Store heavy transient payloads out-of-band so the stream stays lightweight. A missing or expired key surfaces as a wrapped redis.Nil.

if err := room.WriteScratchpad(ctx, "diff:123", bigBlob, 10*time.Minute); err != nil {
	log.Fatal(err)
}
data, err := room.ReadScratchpad(ctx, "diff:123")
switch {
case errors.Is(err, redis.Nil):
	// absent or expired
case err != nil:
	log.Fatal(err)
default:
	use(data)
}

Archiver

Compacts every stream at/above the threshold. It discovers streams with SCAN (non-blocking), snapshots each, hands the batch to your PersistFunc, then deletes only the archived entry IDs — anything appended during the sweep survives. Run it on a daily ticker.

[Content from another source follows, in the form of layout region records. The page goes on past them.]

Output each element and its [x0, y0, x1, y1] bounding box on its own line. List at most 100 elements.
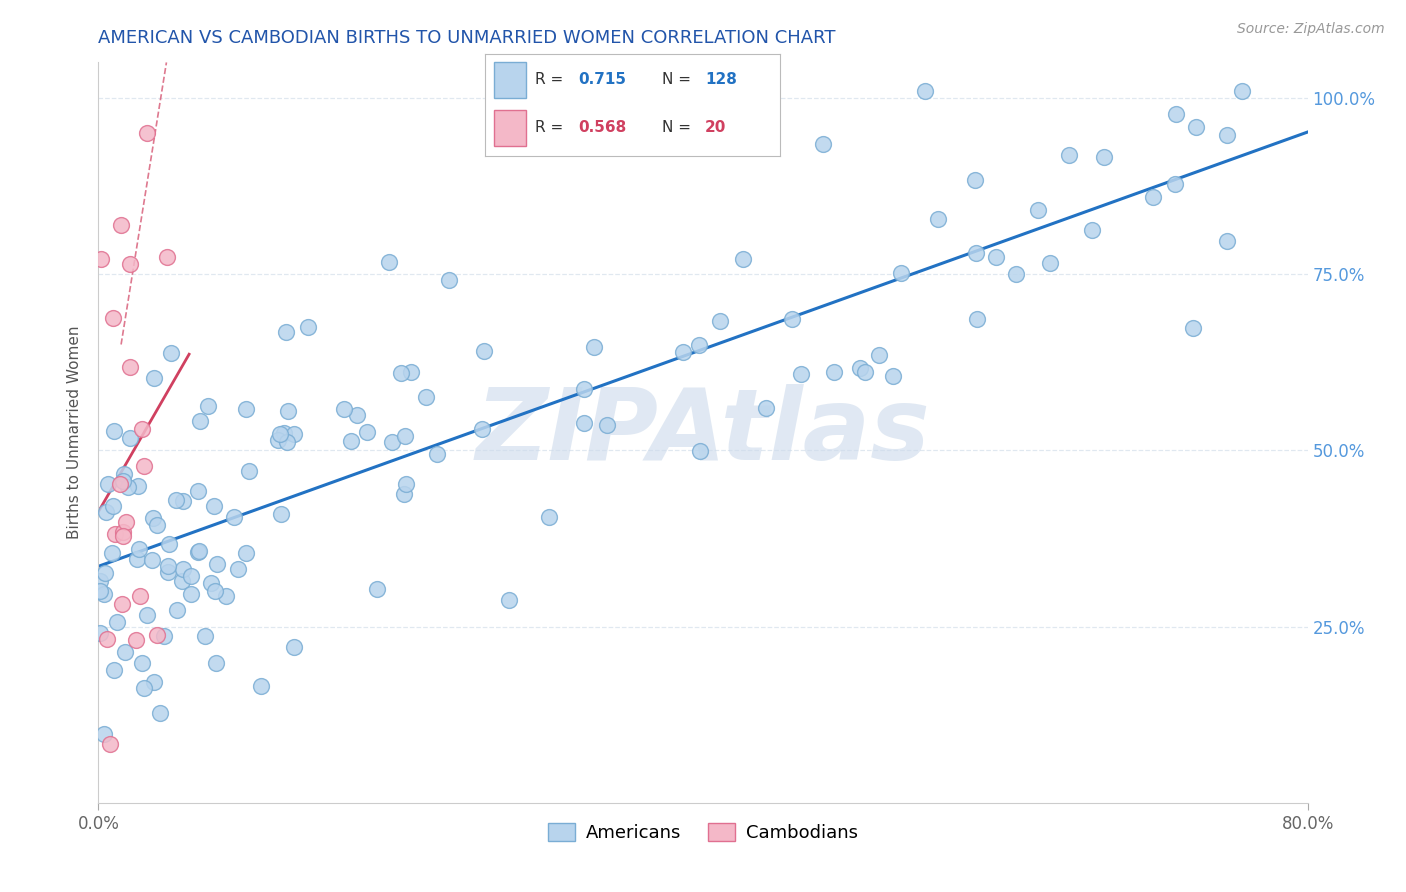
- Point: [120, 359, 142, 374]
- Point: [596, 418, 619, 433]
- Point: [105, 615, 128, 629]
- Point: [235, 546, 257, 560]
- Point: [1092, 150, 1115, 164]
- Point: [1026, 203, 1049, 218]
- Point: [94, 505, 117, 519]
- Point: [1216, 128, 1239, 142]
- Point: [202, 499, 225, 513]
- Point: [143, 371, 166, 385]
- Point: [755, 401, 778, 415]
- Point: [415, 390, 437, 404]
- Point: [965, 245, 987, 260]
- Text: N =: N =: [662, 120, 696, 136]
- Point: [823, 365, 845, 379]
- Point: [101, 499, 124, 513]
- Point: [149, 706, 172, 720]
- Point: [128, 542, 150, 557]
- Y-axis label: Births to Unmarried Women: Births to Unmarried Women: [67, 326, 83, 540]
- Point: [1216, 234, 1239, 248]
- Point: [101, 310, 124, 325]
- Point: [1080, 223, 1102, 237]
- Text: 20: 20: [704, 120, 727, 136]
- Point: [117, 480, 139, 494]
- Text: R =: R =: [536, 72, 568, 87]
- Point: [194, 629, 217, 643]
- Legend: Americans, Cambodians: Americans, Cambodians: [541, 815, 865, 849]
- FancyBboxPatch shape: [494, 110, 526, 145]
- Point: [187, 545, 209, 559]
- Point: [89, 574, 111, 588]
- Point: [205, 558, 228, 572]
- Point: [134, 681, 156, 695]
- Point: [270, 508, 292, 522]
- Point: [98, 737, 121, 751]
- Point: [128, 589, 150, 603]
- Point: [197, 399, 219, 413]
- Text: 0.568: 0.568: [578, 120, 626, 136]
- Point: [1166, 106, 1188, 120]
- Point: [108, 477, 131, 491]
- Point: [226, 562, 249, 576]
- Point: [111, 597, 134, 611]
- Point: [157, 536, 180, 550]
- Point: [688, 338, 710, 352]
- Point: [165, 493, 187, 508]
- Point: [96, 632, 118, 646]
- Point: [1039, 256, 1062, 270]
- Point: [172, 574, 194, 589]
- Point: [277, 404, 299, 418]
- Point: [134, 459, 156, 474]
- Point: [853, 365, 876, 379]
- Point: [283, 640, 305, 654]
- Point: [103, 424, 125, 438]
- Point: [125, 552, 148, 566]
- Point: [914, 84, 936, 98]
- Point: [94, 566, 117, 580]
- Point: [90, 252, 112, 267]
- Point: [131, 422, 153, 436]
- Point: [135, 608, 157, 623]
- Text: ZIPAtlas: ZIPAtlas: [475, 384, 931, 481]
- Point: [112, 474, 135, 488]
- Point: [927, 212, 949, 227]
- Point: [381, 435, 404, 450]
- Point: [339, 434, 361, 449]
- Point: [103, 663, 125, 677]
- Point: [93, 587, 115, 601]
- Point: [811, 137, 834, 152]
- Point: [112, 467, 135, 481]
- Point: [965, 173, 987, 187]
- Point: [180, 569, 202, 583]
- Point: [118, 257, 141, 271]
- Point: [346, 408, 368, 422]
- Point: [537, 509, 560, 524]
- Point: [1232, 84, 1254, 98]
- Point: [426, 447, 449, 461]
- Point: [574, 382, 596, 396]
- Point: [583, 340, 606, 354]
- Point: [89, 626, 111, 640]
- Point: [966, 312, 988, 326]
- Point: [1005, 267, 1028, 281]
- Point: [124, 632, 146, 647]
- Point: [112, 529, 135, 543]
- Point: [986, 250, 1008, 264]
- Point: [145, 628, 167, 642]
- Point: [110, 218, 132, 232]
- Point: [276, 325, 298, 339]
- Point: [205, 656, 228, 670]
- Point: [143, 675, 166, 690]
- Point: [114, 645, 136, 659]
- Point: [890, 266, 912, 280]
- Point: [366, 582, 388, 596]
- Point: [156, 250, 179, 264]
- Point: [215, 590, 238, 604]
- Point: [1163, 178, 1185, 192]
- Text: 0.715: 0.715: [578, 72, 626, 87]
- Point: [1184, 120, 1206, 135]
- Point: [141, 553, 163, 567]
- Point: [224, 510, 246, 524]
- Point: [156, 558, 179, 573]
- Point: [160, 346, 183, 360]
- Point: [157, 565, 180, 579]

archiver := agentroom.NewArchiver(rdb, cfg.ArchiveThreshold,
	func(stream string, events []redis.XMessage) error {
		return saveToColdStorage(stream, events) // S3, Postgres, file, ...
	})

if err := archiver.RunDailySweep(ctx); err != nil {
	log.Printf("sweep: %v", err) // per-stream errors are joined, not fatal
}

Testing

go test ./...           # full: spins an in-process miniredis
go test -short ./...    # fast: skips Redis-backed tests

Redis-backed tests use miniredis and are gated by testing.Short().

About

Redis-Streams event mesh for coordinating multiple AI agent workers across repo/branch namespaces — Go library, CLI, and Claude Code hooks.